Like, Crime and Punishment is a great book, but I don’t want to stop believing I’m extraordinary. I think it’s good to believe you’re extraordinary. It’s how you end up being extraordinary.
So, yeah, I’ll continue to think I’m something special even with the knowledge that it may very well bite me in the butt one day.
Why do I feel so lonely tonight? It’s like college has taken away my ability to be alone. When was the last time I was alone like this since I got to RIT? I can’t even remember. I’m so not used to it. And I used to be such good company for myself! It’s a shame.

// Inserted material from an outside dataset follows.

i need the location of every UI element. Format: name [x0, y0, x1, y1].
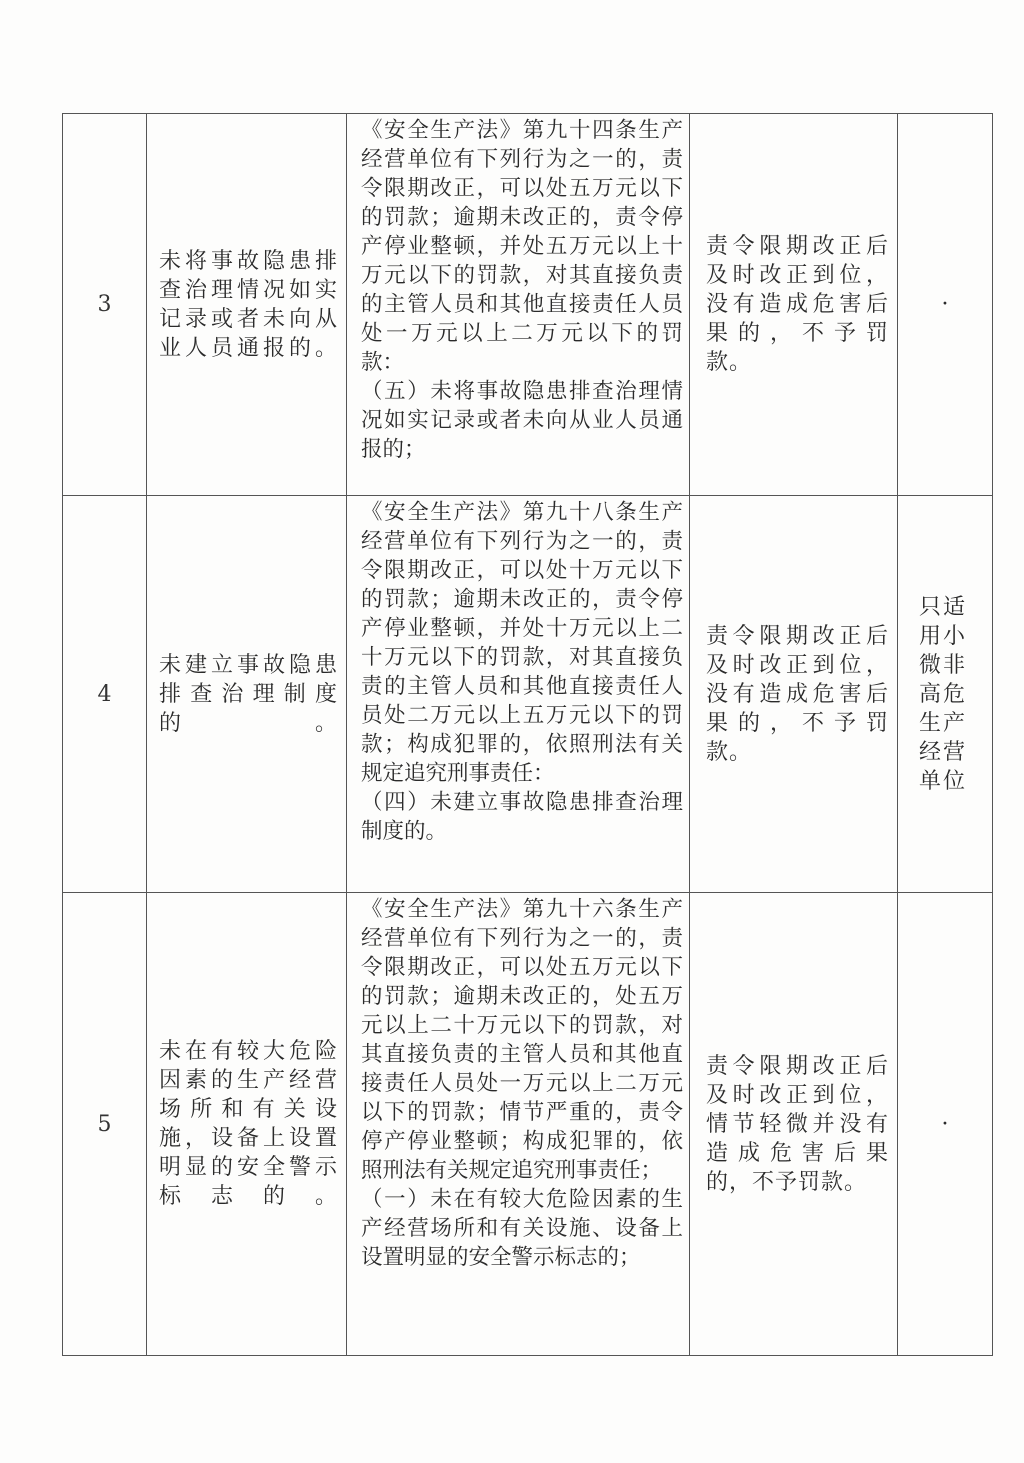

Maybe this isn’t any old loneliness—maybe this is homesickness. I think that’s it. I miss my mommy. I miss her love of long drives through the country and little diners in little towns in the middle of nowhere. I miss her. I miss my daddy. I miss his mannerisms. I miss his sweetness. I miss his selflessness. No one here is nearly as selfless. No one here cares about anyone but himself. Maybe that’s not true. Maybe I’m just not in a good mood.
If I’m still up in an hour, I’m supposed to call John. I hope he’s asleep. When I think of him sick and exhausted working 12 hour shifts, it makes me want to cry.
I’m sick of my daydreams. I need some new plot ideas. An idea for some new weird romance. I’ve been going over the same old stale daydreams for years now.
Jesus, I’ve been trying to pray to you every night. Because I’m already in a thoughtful mood, I’ll just do tonight’s prayer on here. Jesus, I love you. I know it’s not fair that my loyalty seems only to come to you when I’m sad and sentimental. Because, as you know, I really do love you and believe in you all the time. But when I’m not feeling vulnerable, I act like I don’t need religion. I do need religion. I need you and love you sooooo so much. I’m doing this on Tumblr to show you that I’m not afraid to be public about that. Well, okay, there’s no fooling you—I AM afraid to be public about that. But I’m fighting that stupid fear for you. Thank you for everything you’ve done for me! Watch over my Oma please. I’ve been thinking about her a lot lately. I love you!! Good night.
My turn-offs: UNINTELLIGENCE. Social blindness. Shallowness. Cruelty. Harshness. Insensitivity. A willingness to sacrifice the feelings of others for the sake of looking cool or funny.
I hate perfect. So much. Girls these days are so hung-up on guys having washboard abs and perfect hair and great sense of fashion. But like.. how can they get mad at guys for expecting them to be a perfect 10 when they do the same with guys?